El lugar era ideal, no había otras mesas ocupadas, al dueño no le parecía importar que hubiese gente o no, ni quien estuviera allí. El propietario era una persona pequeña, calva, paliducha. Vestía una suerte de túnica corta azul. Su pequeña joroba anunciaba años de mismas tareas. Parecía entretenerse leyendo el diario, lavando vasos. Por momentos contaba plata, por momentos limpiaba una mesa y así se repetía en las tareas a tal punto que Pedro pensó que estaba sufriendo una suerte de deja vú y sintió que hacía días que estaba sentado allí.

Estaba un poco cansado y tenía la mente perturbada, así que trató de relajarse y por primera vez notó el fuerte olor a café colombiano, posó sus brazos en la silla de caoba y se dejó llevar por el momento.

Cuando Manuel pasó un trapo por tercera vez a una mesa contigua, Pedro miró de reojo su reloj. Se inquietó un poco por el hecho de sentirse un tanto idiota esperando. Lo que más lo preocupó en un instante fue la mirada furtiva del gallego detrás de la máquina de café, así que pidió otro, más cargado. Le incorporó un terrón de azúcar, lo revolvió cinco veces con la cucharita y lentamente lo comenzó a sorber.

El dueño-mozo encendió una vieja radio de rezongona de madera, de esas de dos perillas, que portan una suerte de teclas cuya función es inexplicable, y que a través de un acrílico transparente puede verse una aguja que recorre el dial. Logró sintonizar Radio Clarín.

Pedro volvió a escudriñar su reloj y lo comparó con el reloj viejo de pared del bar. El reloj del bar estaba atrasado cinco minutos. Sorbió un poco de su pocillo mientras seguía con los ojos al dueño-mozo-limpiador que repasaba el piso mientras apenas abría los labios siguiendo algo de la letra del tango.
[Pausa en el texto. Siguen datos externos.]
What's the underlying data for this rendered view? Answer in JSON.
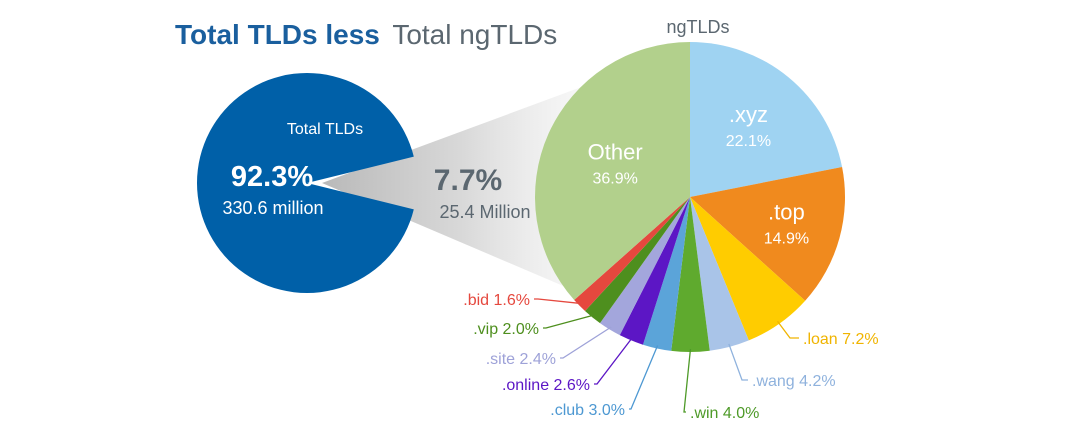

Dedujo eso al ver moverse como a un subibaja el escarbadientes que surgía de la boca del veterano.

Pedro abrió su agenda y hacía como que chequeaba algo importante. Le pidió prestada una birome al mozo y comenzó a tachar acontecimientos que ya habían ocurrido, deteniéndose minuciosamente en cada uno, y escudriñando los detalles escritos casi ilegiblemente.
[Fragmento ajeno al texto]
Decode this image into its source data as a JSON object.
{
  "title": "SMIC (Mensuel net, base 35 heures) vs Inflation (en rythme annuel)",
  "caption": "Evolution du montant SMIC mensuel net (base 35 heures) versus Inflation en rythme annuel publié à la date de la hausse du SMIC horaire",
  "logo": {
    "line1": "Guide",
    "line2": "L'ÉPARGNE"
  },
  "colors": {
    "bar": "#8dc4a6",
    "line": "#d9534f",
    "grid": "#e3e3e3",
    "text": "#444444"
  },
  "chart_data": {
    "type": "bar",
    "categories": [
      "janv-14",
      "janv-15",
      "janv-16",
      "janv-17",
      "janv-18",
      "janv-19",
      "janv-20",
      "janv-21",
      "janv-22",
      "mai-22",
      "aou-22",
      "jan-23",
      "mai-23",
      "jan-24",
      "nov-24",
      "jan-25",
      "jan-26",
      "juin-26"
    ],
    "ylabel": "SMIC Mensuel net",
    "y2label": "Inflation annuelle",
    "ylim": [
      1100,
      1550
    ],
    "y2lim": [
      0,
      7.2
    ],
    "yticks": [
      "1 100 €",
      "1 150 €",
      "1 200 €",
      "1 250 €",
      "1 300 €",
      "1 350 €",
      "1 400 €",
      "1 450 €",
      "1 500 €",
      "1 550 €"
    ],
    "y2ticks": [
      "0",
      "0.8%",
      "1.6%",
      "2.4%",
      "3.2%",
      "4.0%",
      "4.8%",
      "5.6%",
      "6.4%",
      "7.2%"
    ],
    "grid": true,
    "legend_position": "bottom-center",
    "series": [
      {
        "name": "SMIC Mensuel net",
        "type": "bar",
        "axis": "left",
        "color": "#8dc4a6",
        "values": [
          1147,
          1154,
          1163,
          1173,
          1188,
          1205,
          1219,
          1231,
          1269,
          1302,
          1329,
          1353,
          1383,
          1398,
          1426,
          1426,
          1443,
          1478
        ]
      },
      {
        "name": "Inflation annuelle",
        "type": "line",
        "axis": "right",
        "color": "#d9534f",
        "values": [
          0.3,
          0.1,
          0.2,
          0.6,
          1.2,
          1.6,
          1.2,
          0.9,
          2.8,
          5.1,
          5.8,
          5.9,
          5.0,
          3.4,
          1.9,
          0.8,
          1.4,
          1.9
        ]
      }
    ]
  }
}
La radio escupía Malevaje en la voz gastada del “Polaco” Goyeneche.

Le devolvió la birome a Manolo, mientras que procedía a encender el Richmond con filtro que ya tenía pendiente de su boca. Lo hizo en una suerte de ceremonia ritual, torciendo levemente el cuello a la izquierda con el cigarro casi suspendido de sus labios. Con la punta de los dedos pulgar y mayor sujetó el cerillo, con un seco y eficaz movimiento arrancó una llama azul y naranja que acercó de memoria a la punta del tabaco. Aspiró una bocanada larga de humo, entre cerrando los ojos brevemente. Se entretuvo un rato con él en la garganta y luego en la boca. Luego lo dejó escapar lentamente mirando inmóvil la dirección que tomaba el humo hasta desaparecer. Casi no se movió mientras ensañado con el pucho lo fue consumiendo hasta transformarlo en una pila de cenizas que luchaban por no caer. Un certero golpe del dedo mayor acabó con esa lucha.
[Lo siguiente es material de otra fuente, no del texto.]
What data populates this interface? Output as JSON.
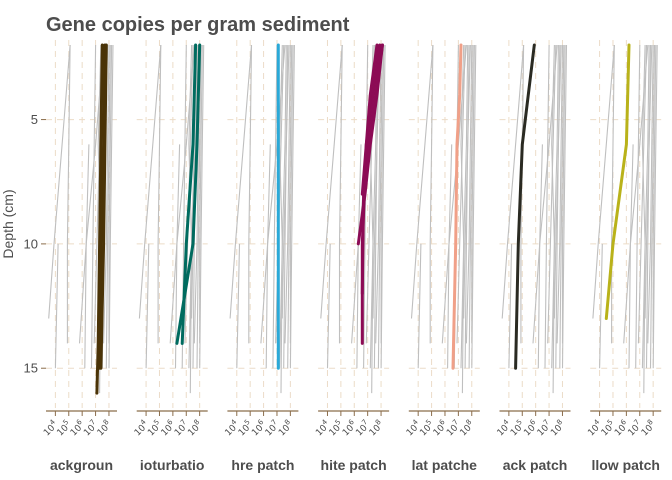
{
  "chart_data": {
    "type": "line",
    "title": "Gene copies per gram sediment",
    "ylabel": "Depth (cm)",
    "xlabel": "",
    "y_scale": "reversed",
    "x_scale": "log10",
    "xlim_log10": [
      3.3,
      8.6
    ],
    "ylim": [
      1.8,
      16.6
    ],
    "y_ticks": [
      5,
      10,
      15
    ],
    "y_tick_labels": [
      "5",
      "10",
      "15"
    ],
    "x_tick_labels": [
      "10^4",
      "10^5",
      "10^6",
      "10^7",
      "10^8"
    ],
    "x_tick_exponents": [
      4,
      5,
      6,
      7,
      8
    ],
    "grid": true,
    "legend": "none",
    "panels": [
      {
        "label": "ackgroun",
        "color": "#4a3307",
        "series": [
          {
            "points": [
              [
                7.5,
                2
              ],
              [
                7.4,
                6
              ],
              [
                7.3,
                10
              ],
              [
                7.2,
                14
              ],
              [
                7.1,
                16
              ]
            ]
          },
          {
            "points": [
              [
                7.7,
                2
              ],
              [
                7.6,
                6
              ],
              [
                7.4,
                10
              ],
              [
                7.3,
                15
              ]
            ]
          },
          {
            "points": [
              [
                7.8,
                2
              ],
              [
                7.6,
                10
              ],
              [
                7.4,
                15
              ]
            ]
          }
        ]
      },
      {
        "label": "ioturbatio",
        "color": "#006b5f",
        "series": [
          {
            "points": [
              [
                7.7,
                2
              ],
              [
                7.5,
                6
              ],
              [
                7.0,
                10
              ],
              [
                6.7,
                14
              ]
            ]
          },
          {
            "points": [
              [
                8.0,
                2
              ],
              [
                7.8,
                6
              ],
              [
                7.5,
                10
              ],
              [
                6.3,
                14
              ]
            ]
          }
        ]
      },
      {
        "label": "hre patch",
        "color": "#2aa9d8",
        "series": [
          {
            "points": [
              [
                7.1,
                2
              ],
              [
                7.1,
                6
              ],
              [
                7.1,
                10
              ],
              [
                7.1,
                15
              ]
            ]
          }
        ]
      },
      {
        "label": "hite patch",
        "color": "#8c0b55",
        "series": [
          {
            "points": [
              [
                8.1,
                2
              ],
              [
                7.7,
                4
              ],
              [
                7.2,
                6
              ],
              [
                6.8,
                8
              ],
              [
                6.3,
                10
              ]
            ]
          },
          {
            "points": [
              [
                7.9,
                2
              ],
              [
                7.4,
                4
              ],
              [
                6.9,
                6
              ],
              [
                6.6,
                10
              ],
              [
                6.6,
                14
              ]
            ]
          },
          {
            "points": [
              [
                8.1,
                2
              ],
              [
                7.6,
                4
              ],
              [
                7.1,
                6
              ],
              [
                6.7,
                8
              ],
              [
                6.6,
                12
              ]
            ]
          },
          {
            "points": [
              [
                7.7,
                2
              ],
              [
                7.2,
                4
              ],
              [
                6.9,
                6
              ],
              [
                6.6,
                8
              ]
            ]
          }
        ]
      },
      {
        "label": "lat patche",
        "color": "#f0a088",
        "series": [
          {
            "points": [
              [
                7.2,
                2
              ],
              [
                7.1,
                4
              ],
              [
                6.9,
                6
              ],
              [
                6.8,
                10
              ],
              [
                6.6,
                15
              ]
            ]
          }
        ]
      },
      {
        "label": "ack patch",
        "color": "#2a2a22",
        "series": [
          {
            "points": [
              [
                5.9,
                2
              ],
              [
                5.0,
                6
              ],
              [
                4.7,
                10
              ],
              [
                4.5,
                15
              ]
            ]
          }
        ]
      },
      {
        "label": "llow patch",
        "color": "#b9b21a",
        "series": [
          {
            "points": [
              [
                6.2,
                2
              ],
              [
                6.0,
                6
              ],
              [
                5.0,
                10
              ],
              [
                4.5,
                13
              ]
            ]
          }
        ]
      }
    ],
    "background_series": [
      {
        "points": [
          [
            5.1,
            2
          ],
          [
            4.5,
            6
          ],
          [
            3.9,
            10
          ],
          [
            3.5,
            13
          ]
        ]
      },
      {
        "points": [
          [
            5.1,
            2
          ],
          [
            5.0,
            6
          ],
          [
            4.9,
            10
          ],
          [
            4.9,
            14
          ]
        ]
      },
      {
        "points": [
          [
            7.0,
            2
          ],
          [
            6.9,
            6
          ],
          [
            6.8,
            10
          ],
          [
            6.7,
            15
          ]
        ]
      },
      {
        "points": [
          [
            7.5,
            2
          ],
          [
            7.3,
            6
          ],
          [
            7.1,
            10
          ],
          [
            6.9,
            14
          ]
        ]
      },
      {
        "points": [
          [
            7.7,
            2
          ],
          [
            7.6,
            6
          ],
          [
            7.4,
            10
          ],
          [
            7.2,
            15
          ]
        ]
      },
      {
        "points": [
          [
            7.8,
            2
          ],
          [
            7.7,
            6
          ],
          [
            7.6,
            10
          ],
          [
            7.5,
            15
          ]
        ]
      },
      {
        "points": [
          [
            8.0,
            2
          ],
          [
            7.9,
            6
          ],
          [
            7.8,
            10
          ],
          [
            7.6,
            14
          ]
        ]
      },
      {
        "points": [
          [
            8.1,
            2
          ],
          [
            8.0,
            6
          ],
          [
            7.9,
            10
          ],
          [
            7.8,
            15
          ]
        ]
      },
      {
        "points": [
          [
            8.2,
            2
          ],
          [
            8.1,
            6
          ],
          [
            8.0,
            10
          ],
          [
            8.0,
            14
          ]
        ]
      },
      {
        "points": [
          [
            7.6,
            2
          ],
          [
            7.0,
            6
          ],
          [
            6.3,
            10
          ],
          [
            5.8,
            14
          ]
        ]
      },
      {
        "points": [
          [
            8.3,
            2
          ],
          [
            8.2,
            6
          ],
          [
            8.1,
            10
          ],
          [
            8.0,
            15
          ]
        ]
      },
      {
        "points": [
          [
            7.4,
            2
          ],
          [
            7.2,
            6
          ],
          [
            7.4,
            10
          ],
          [
            7.3,
            16
          ]
        ]
      },
      {
        "points": [
          [
            7.9,
            2
          ],
          [
            7.7,
            6
          ],
          [
            7.5,
            10
          ],
          [
            7.4,
            13
          ]
        ]
      },
      {
        "points": [
          [
            4.2,
            10
          ],
          [
            4.0,
            15
          ]
        ]
      },
      {
        "points": [
          [
            6.5,
            6
          ],
          [
            6.3,
            10
          ],
          [
            6.2,
            15
          ]
        ]
      }
    ]
  }
}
Se quedó meditabundo un rato hasta que despojó la colilla en el cenicero que en el ínterin le alcanzó el mozo.

Relojeó su muñeca.

Su mirada se perdió entonces a través de la ventana y notó cómo en la calle hojas de Plátanos marchitas volaban en danza con el viento fresco del otoño.
Un nuevo tango le dio un sopapo frío y contundente;

En tus grupos me ensarté
y en tu arrullo me dormí
y dormido me quedé

solo, pato... y hecho un gil.

Un brillo ganó sus ojos avizorando humedad. Pedro rompió el silencio y se pidió un whisky doble sin hielo.